Second Wind
Text By Mayumi Kitano




 フジテレビに「あいのり」という番組がある。
 ピンク色のワゴン車に7人ほどの男女が乗り、外国を旅しながらメンバーのうちから彼氏・彼女を見つけようという企画で、「恋愛バラエティ」とのサブタイトルが付けられている。

 それに、元ボクサーの青年が出ていた。

 「ボクサー」という、そのまんまのニックネームで呼ばれていた彼は、アマチュアで34戦28勝23KOの戦績を残し、プロでも日本ランキング3位にまで上り詰めたものの、タイトル挑戦を前に心臓弁膜症のためボクシング人生を断たれた、と紹介されていた。

 旅の途中で酒に酔い「俺はまだやれる。負けるくらいなら死んでやる」と泣きわめき、暴れる姿が画面に映し出された。ペットボトルから水を口に注ぎ入れると「ボクサー」は、それを勢いよく吐き出し、呻くように「マウスピース…」とつぶやいて地面に倒れ込んだ。

 高校生のときから、夢に向かってボクシングに打ち込んできたという。それを、ある日突然とりあげられた彼の気持ちは、どんなだっただろう。毎日毎日、来る日も来る日も練習に通い、痛い思いをすることも、試合に負けて泣いたこともあったろう。それでも続けてきたボクシングだ。

 20歳を過ぎ、社会人になってからジム通いを始め、拳のケガのためわずか5戦で現役を退いた友人・ヤマザキも、ラストバウトから5年近くが経とうとしている今もなお、夢を中途で断たれたことへの未練を引きずっている。

 多くのボクサーは、ボクシングを辞めたから「ハイ、次」とは簡単に切り換えられないようだ。

 あるボクシング関係者が「ケガでリングを去る人は、ある意味、幸せかもしれないよ。辞める理由があるんだから」と言ったことがあった。

 たしかに、ボクシングは辞めることが非常に難しい競技だとよく聞く。なかなか引退を決意することができず、引退宣言を翻して戻ってくるケースも少なくない。

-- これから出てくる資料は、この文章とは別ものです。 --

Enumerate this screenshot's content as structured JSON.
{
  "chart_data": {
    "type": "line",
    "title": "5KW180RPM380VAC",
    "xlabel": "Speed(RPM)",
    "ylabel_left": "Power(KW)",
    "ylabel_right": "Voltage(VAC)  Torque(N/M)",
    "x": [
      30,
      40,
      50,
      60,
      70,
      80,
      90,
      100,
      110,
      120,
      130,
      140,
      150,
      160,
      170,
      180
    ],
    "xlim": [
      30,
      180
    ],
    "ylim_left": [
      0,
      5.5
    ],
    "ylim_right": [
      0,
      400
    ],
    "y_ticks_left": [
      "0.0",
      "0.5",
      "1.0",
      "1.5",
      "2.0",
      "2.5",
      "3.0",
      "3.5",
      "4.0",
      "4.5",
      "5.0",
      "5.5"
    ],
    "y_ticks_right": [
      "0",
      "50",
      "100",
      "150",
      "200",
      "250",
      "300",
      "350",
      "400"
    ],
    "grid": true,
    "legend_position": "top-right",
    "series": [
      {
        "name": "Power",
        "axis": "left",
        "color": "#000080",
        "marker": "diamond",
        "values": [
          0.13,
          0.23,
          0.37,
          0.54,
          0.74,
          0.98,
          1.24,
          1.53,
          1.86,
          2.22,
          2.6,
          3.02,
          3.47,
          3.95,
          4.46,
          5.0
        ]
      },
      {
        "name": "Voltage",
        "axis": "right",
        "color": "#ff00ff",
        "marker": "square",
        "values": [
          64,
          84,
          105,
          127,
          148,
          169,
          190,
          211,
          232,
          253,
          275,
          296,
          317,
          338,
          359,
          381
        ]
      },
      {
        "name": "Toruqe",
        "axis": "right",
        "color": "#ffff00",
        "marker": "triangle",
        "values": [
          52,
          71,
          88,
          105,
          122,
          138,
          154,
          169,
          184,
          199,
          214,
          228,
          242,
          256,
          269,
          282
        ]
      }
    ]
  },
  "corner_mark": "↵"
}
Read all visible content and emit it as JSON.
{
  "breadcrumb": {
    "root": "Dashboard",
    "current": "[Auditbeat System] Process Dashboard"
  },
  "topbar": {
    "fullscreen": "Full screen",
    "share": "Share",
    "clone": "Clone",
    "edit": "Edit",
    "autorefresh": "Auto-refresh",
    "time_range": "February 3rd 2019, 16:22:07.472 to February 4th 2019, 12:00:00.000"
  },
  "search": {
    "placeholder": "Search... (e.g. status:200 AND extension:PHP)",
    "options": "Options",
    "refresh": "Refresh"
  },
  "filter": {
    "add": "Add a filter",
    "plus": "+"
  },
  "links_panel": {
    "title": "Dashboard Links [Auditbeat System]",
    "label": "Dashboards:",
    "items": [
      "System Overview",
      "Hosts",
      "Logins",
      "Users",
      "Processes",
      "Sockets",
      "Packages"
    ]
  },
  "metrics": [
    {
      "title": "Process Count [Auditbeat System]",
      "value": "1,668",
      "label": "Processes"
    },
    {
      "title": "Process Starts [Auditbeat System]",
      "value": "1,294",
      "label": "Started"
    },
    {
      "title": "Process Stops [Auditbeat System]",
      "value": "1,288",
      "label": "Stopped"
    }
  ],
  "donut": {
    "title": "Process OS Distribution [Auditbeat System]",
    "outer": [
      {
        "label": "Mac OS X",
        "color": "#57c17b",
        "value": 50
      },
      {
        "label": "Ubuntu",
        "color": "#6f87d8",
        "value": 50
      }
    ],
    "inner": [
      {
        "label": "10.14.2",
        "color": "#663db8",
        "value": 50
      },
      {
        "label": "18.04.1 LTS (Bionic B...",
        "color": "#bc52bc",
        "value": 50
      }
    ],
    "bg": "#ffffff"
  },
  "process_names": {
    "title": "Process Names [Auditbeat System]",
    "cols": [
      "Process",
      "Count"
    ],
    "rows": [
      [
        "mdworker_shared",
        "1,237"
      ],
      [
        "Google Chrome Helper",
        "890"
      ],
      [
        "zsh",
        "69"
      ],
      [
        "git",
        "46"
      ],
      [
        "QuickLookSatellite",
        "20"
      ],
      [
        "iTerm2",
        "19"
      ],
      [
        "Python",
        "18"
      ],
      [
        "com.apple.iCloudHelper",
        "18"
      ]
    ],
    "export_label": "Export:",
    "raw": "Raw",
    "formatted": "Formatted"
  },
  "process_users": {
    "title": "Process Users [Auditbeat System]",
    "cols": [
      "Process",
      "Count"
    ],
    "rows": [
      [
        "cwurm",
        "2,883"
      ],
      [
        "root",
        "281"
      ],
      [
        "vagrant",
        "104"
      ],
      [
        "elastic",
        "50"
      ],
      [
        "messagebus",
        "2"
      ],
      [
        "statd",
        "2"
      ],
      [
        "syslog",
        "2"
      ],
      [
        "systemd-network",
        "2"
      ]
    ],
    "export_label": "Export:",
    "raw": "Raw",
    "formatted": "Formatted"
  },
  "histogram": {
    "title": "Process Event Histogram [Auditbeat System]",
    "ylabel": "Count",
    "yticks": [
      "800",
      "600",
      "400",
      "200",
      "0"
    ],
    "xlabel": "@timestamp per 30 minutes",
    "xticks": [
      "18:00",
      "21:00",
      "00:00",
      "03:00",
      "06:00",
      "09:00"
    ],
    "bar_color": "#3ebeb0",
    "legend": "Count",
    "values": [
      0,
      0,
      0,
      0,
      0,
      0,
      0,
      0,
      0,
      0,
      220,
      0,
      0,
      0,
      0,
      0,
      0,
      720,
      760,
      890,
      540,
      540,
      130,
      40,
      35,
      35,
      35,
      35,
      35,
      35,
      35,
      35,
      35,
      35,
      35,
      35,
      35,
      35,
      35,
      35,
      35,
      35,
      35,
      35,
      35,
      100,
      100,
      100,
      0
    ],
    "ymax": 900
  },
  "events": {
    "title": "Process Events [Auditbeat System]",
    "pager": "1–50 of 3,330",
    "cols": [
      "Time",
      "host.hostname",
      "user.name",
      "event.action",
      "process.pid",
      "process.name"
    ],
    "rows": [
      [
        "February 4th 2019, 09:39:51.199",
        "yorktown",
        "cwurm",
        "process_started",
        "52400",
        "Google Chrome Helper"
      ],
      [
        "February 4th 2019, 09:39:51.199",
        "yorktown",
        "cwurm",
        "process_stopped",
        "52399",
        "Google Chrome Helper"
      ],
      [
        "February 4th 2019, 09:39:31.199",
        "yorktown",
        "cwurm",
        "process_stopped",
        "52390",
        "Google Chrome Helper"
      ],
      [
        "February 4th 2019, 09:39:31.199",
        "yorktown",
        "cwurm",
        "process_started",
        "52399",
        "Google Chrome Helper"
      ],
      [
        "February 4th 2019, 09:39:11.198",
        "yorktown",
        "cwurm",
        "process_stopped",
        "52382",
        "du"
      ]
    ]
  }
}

 そうして現役生活を続けることが必ずしもハッピーエンドに結びつくとは限らないことを考えれば、その関係者が言うことも理解できなくはない。

 でも、本当にそうだろうか。

 もうずいぶん長いこと見続けている選手から聞いた話だが、ある日、仲間と「俺たち、中途半端な力だから辞められないのかもしれないね」と語り合ったことがあったという。日本ランキングに入ったり出たりを繰り返している、現役のA級ボクサーたちである。

 彼らがチャンピオンになったり、脚光を浴びたりすることは、この先も、もしかしたらないかもしれない。

 それでも彼らは、キツい練習に毎日通い、苦しい減量をして、リングに上がり続けるだろう。

 大義名分を与えられ、リングを去った(あるいは去らざるを得なかった)元ボクサーと、迷ったり葛藤しながらグローブを壁に掛けられないボクサーたち。

 果して、どちらが幸福なのだろう。

 私にはまったく見当もつかない。

 ただひとつ、彼らが第2の人生を歩み出すとき、ハンデを抱えることになるような事故がリング上で起こらないことを祈るのみである。